Like The Running of the Bulls

Have you ever watched the Running of the Bulls? It is a part of Spain San Fermin festival, to observe how the patron saint died (trampled by bulls, obviously). People put themselves in harm’s way to observe this, to prove their virility, whatever. But I have noticed this is like talking to an autistic who can finally communicate-you can get run over by their anger.

There is an observation I have made when people like me finally find their voice: there is a lot of anger in it. Anger at what people think of them, anger at the way their voices were discarded all this time, and anger at the world in general. They have been mistreated simply because their forms of communication are not traditional, as in speaking. There is a lot of anxiety and frustration involved in the life of an autistic; I should know. But somehow, you have to get beyond your anger in order to survive it.

Don’t get me wrong; I felt and showed a lot of anger in my voice and choices when I was in my 20s. My voice had been discounted by everybody-except my mother, who had insight into my communication methods-in my life. I was made fun of throughout my school years, to my face and behind my back. I was exploited and abused by my sisters, who took my social security and forced me to work 40 hours a week, taking all of my money for their use. My father and his side of the family rejected the notion that autism even existed, because I was so smart, or they had some sort of baggage for this, maybe? It does not matter now. I am autistic, and I love me. I have also gotten beyond my anger at people who do not know, or think they know, but do not (Yes, I am talking to you, Benedict Cumberbatch). I had quite a journey that was, I admit, helped along to the beat of “the hots,” but it was a journey nonetheless.
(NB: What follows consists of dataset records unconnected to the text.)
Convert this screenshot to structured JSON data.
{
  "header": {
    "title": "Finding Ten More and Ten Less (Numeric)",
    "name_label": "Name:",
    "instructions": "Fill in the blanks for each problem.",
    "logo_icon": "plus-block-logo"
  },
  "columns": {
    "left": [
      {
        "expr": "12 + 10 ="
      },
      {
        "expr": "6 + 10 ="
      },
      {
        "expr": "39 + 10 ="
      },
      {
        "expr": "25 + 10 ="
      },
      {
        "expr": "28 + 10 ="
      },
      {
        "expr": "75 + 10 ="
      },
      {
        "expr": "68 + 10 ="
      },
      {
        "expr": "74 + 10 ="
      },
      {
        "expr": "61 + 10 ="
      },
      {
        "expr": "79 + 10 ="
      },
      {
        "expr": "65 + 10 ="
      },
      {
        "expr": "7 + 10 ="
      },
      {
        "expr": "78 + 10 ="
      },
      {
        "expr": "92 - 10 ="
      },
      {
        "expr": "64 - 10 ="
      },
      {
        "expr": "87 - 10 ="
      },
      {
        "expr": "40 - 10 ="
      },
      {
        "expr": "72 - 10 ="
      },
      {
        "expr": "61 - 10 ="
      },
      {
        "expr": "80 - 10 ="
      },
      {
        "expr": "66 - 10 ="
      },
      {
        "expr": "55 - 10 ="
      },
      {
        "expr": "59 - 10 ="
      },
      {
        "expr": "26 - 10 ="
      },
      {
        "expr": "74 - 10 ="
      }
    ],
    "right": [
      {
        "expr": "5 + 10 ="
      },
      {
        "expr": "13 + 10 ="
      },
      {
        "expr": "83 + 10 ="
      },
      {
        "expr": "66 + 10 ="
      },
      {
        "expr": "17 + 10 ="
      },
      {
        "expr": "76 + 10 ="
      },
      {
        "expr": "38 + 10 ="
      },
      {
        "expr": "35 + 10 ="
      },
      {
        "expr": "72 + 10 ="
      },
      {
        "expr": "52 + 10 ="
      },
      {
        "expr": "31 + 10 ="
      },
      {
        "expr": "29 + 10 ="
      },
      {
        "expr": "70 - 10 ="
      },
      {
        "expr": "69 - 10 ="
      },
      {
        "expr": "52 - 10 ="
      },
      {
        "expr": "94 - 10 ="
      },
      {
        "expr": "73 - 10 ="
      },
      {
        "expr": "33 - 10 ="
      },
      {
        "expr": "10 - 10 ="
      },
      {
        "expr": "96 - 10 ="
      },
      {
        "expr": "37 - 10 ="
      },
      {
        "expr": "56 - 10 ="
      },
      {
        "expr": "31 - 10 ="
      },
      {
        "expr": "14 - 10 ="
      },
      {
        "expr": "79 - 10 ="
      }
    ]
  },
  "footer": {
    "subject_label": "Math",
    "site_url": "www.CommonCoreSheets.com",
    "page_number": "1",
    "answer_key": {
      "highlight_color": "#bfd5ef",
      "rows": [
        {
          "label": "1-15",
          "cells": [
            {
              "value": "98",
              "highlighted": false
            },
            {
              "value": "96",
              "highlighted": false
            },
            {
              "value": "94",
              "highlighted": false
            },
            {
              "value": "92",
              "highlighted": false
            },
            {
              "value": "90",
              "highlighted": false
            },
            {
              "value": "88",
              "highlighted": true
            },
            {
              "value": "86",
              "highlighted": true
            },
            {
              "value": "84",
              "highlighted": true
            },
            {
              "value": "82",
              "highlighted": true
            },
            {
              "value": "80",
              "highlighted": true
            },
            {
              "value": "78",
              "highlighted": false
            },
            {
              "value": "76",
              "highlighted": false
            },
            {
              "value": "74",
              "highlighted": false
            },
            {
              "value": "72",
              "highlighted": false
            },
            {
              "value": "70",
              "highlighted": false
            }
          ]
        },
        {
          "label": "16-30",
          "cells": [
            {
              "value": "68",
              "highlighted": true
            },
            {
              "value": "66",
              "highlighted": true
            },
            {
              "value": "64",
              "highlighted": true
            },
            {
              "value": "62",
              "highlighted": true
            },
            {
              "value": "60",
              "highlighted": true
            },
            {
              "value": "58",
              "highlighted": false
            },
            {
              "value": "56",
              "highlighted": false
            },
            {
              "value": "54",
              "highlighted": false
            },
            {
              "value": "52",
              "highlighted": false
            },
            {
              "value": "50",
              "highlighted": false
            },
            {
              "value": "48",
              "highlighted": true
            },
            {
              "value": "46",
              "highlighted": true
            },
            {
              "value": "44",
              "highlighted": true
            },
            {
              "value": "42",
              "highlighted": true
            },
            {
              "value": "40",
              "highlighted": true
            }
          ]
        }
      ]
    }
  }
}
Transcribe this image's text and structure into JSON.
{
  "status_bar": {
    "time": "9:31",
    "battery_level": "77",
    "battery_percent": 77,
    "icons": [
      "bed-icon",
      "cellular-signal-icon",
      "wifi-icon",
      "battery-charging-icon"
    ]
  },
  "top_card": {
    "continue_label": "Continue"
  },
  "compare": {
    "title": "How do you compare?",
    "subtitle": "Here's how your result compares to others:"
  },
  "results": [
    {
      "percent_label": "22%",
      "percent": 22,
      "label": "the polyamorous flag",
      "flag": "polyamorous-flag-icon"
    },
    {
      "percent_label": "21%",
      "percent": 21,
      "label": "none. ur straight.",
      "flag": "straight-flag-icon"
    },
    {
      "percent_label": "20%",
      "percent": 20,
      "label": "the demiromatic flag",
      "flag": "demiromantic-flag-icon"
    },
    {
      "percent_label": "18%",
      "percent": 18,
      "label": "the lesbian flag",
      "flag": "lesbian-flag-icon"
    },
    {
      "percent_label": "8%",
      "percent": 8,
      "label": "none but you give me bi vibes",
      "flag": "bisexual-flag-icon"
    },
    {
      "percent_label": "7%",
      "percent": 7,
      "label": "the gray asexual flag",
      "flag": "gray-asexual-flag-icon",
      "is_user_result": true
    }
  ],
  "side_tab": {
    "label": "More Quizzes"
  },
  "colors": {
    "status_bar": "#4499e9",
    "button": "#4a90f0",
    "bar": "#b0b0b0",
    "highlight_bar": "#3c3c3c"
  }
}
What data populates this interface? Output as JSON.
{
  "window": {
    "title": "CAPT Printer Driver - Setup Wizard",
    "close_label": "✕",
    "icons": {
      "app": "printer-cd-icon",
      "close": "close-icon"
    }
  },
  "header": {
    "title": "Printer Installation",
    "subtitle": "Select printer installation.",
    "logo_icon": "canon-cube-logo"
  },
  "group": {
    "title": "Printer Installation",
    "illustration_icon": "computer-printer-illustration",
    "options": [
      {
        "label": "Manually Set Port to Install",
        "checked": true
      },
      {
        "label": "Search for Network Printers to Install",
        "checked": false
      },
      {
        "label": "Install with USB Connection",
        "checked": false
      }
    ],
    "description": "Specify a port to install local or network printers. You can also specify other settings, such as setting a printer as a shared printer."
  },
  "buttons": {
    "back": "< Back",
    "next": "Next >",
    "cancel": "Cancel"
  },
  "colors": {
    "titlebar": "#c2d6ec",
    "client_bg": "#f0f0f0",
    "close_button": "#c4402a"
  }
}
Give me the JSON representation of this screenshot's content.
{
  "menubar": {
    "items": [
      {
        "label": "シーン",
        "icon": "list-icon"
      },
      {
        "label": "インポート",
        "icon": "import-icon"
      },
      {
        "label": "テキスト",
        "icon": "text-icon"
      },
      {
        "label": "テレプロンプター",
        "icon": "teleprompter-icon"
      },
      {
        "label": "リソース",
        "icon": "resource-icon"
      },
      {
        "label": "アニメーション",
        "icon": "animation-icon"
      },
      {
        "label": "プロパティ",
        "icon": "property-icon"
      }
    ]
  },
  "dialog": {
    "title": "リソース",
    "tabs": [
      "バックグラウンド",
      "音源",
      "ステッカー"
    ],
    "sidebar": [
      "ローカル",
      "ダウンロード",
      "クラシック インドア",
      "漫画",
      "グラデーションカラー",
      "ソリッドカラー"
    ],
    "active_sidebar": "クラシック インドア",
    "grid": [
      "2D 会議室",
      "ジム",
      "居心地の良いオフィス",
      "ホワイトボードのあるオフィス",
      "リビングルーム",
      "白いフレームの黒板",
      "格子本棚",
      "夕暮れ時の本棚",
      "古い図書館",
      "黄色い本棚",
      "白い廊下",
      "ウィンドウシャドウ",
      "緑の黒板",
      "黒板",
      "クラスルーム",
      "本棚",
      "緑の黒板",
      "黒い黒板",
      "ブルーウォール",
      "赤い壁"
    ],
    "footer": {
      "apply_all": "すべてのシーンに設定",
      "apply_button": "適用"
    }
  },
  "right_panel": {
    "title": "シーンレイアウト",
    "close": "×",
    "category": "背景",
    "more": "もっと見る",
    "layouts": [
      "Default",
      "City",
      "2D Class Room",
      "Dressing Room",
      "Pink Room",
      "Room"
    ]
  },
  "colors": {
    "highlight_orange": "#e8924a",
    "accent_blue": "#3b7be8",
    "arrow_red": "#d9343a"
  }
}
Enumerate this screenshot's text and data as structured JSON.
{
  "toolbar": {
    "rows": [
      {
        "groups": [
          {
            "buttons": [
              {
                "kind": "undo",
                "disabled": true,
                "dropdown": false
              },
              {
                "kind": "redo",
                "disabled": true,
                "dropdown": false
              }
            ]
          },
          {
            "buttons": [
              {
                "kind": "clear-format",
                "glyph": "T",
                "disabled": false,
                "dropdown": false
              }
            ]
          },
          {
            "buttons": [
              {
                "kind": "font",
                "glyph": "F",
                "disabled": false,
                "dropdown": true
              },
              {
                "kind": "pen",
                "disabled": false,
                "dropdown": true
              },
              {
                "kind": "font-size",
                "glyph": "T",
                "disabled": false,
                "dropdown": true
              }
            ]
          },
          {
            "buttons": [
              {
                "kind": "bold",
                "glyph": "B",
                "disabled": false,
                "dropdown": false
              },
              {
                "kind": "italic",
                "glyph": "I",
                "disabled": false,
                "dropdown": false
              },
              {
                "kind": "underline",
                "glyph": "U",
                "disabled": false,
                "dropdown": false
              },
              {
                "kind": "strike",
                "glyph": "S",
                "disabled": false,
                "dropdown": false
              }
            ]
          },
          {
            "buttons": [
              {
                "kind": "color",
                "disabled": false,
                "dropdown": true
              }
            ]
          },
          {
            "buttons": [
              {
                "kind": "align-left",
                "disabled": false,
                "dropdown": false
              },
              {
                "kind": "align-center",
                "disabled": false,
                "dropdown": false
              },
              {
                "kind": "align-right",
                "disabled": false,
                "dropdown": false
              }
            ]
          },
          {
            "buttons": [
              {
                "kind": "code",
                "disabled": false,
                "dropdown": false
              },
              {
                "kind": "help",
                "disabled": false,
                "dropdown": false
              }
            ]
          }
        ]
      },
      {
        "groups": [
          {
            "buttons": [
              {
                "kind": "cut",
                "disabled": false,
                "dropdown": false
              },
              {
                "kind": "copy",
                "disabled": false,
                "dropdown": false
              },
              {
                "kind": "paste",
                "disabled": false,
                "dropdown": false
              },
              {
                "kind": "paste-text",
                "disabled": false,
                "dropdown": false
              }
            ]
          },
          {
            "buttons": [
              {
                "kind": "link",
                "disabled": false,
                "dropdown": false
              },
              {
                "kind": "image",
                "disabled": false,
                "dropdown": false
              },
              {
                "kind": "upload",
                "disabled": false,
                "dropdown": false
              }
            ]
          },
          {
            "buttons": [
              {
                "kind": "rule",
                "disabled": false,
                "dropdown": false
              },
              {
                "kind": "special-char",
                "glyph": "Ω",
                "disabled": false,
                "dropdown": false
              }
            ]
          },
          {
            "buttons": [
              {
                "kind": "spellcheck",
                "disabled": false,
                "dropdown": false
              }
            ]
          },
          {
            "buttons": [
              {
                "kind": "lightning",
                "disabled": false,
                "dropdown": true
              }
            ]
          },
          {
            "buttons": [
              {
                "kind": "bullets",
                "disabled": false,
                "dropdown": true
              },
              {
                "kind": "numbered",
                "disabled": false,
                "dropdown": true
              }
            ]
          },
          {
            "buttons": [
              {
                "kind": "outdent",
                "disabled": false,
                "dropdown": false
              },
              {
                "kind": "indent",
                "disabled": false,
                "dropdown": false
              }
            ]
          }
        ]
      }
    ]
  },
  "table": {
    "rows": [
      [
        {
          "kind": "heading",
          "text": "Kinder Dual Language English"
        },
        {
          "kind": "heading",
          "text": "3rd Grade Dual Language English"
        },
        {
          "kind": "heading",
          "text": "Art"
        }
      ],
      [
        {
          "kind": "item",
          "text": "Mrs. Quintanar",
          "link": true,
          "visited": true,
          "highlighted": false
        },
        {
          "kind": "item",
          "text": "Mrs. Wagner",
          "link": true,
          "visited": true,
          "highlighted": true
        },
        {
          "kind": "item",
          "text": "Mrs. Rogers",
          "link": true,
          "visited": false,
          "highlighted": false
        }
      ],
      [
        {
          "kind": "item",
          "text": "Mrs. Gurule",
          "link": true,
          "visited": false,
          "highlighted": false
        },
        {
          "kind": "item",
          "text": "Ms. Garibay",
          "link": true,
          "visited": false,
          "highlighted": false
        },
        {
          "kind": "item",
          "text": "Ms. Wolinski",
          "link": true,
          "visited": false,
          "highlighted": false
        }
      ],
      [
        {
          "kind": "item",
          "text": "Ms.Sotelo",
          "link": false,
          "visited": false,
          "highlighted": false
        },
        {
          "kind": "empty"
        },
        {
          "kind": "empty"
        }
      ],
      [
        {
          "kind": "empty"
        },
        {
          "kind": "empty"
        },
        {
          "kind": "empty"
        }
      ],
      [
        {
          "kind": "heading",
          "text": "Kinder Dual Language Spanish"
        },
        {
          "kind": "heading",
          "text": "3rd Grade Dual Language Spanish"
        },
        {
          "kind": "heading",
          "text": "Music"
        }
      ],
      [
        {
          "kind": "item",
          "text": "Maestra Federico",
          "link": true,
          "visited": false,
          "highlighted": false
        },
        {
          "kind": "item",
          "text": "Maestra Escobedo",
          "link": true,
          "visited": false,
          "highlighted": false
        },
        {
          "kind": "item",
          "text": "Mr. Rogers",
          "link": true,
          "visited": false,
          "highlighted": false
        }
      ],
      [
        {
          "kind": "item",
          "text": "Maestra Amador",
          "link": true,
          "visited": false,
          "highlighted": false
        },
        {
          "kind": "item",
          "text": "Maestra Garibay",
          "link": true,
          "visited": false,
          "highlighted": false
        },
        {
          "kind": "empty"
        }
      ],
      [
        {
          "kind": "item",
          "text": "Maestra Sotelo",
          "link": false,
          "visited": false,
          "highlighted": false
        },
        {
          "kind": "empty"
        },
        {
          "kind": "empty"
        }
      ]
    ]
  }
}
To hear the man say autism was a thing of arrested development, it was horrifying, to say the least. I had been dancing around the idea of liking him for years. What if he came up to me and thought I was infantile in my thinking, if he knew I was autistic? Would he pose for a selfie then? Maybe not, so I would have to hide it. But then I thought, what if he had not been given the right information, that the knowing viewpoint inside autism had not been properly introduced to him? Statements and actions given about gays and Julian Assange would mean he might be open-minded enough to listen to me. That opened a whole new window of hope, in that he could be reached. So there was only one thing left to do: I forgave him for speaking out about something he barely knew about. So, I am no longer mad at him. There is a freedom in forgiveness that wipes the slate of your mind clean, that the power of a statement or action is no longer being played over and over again. It’s like a de-scented skunk: still alive, but powerless. Forgiveness is funny like that. I am no longer like the running of the bulls; you will not find anger in me unless it is new.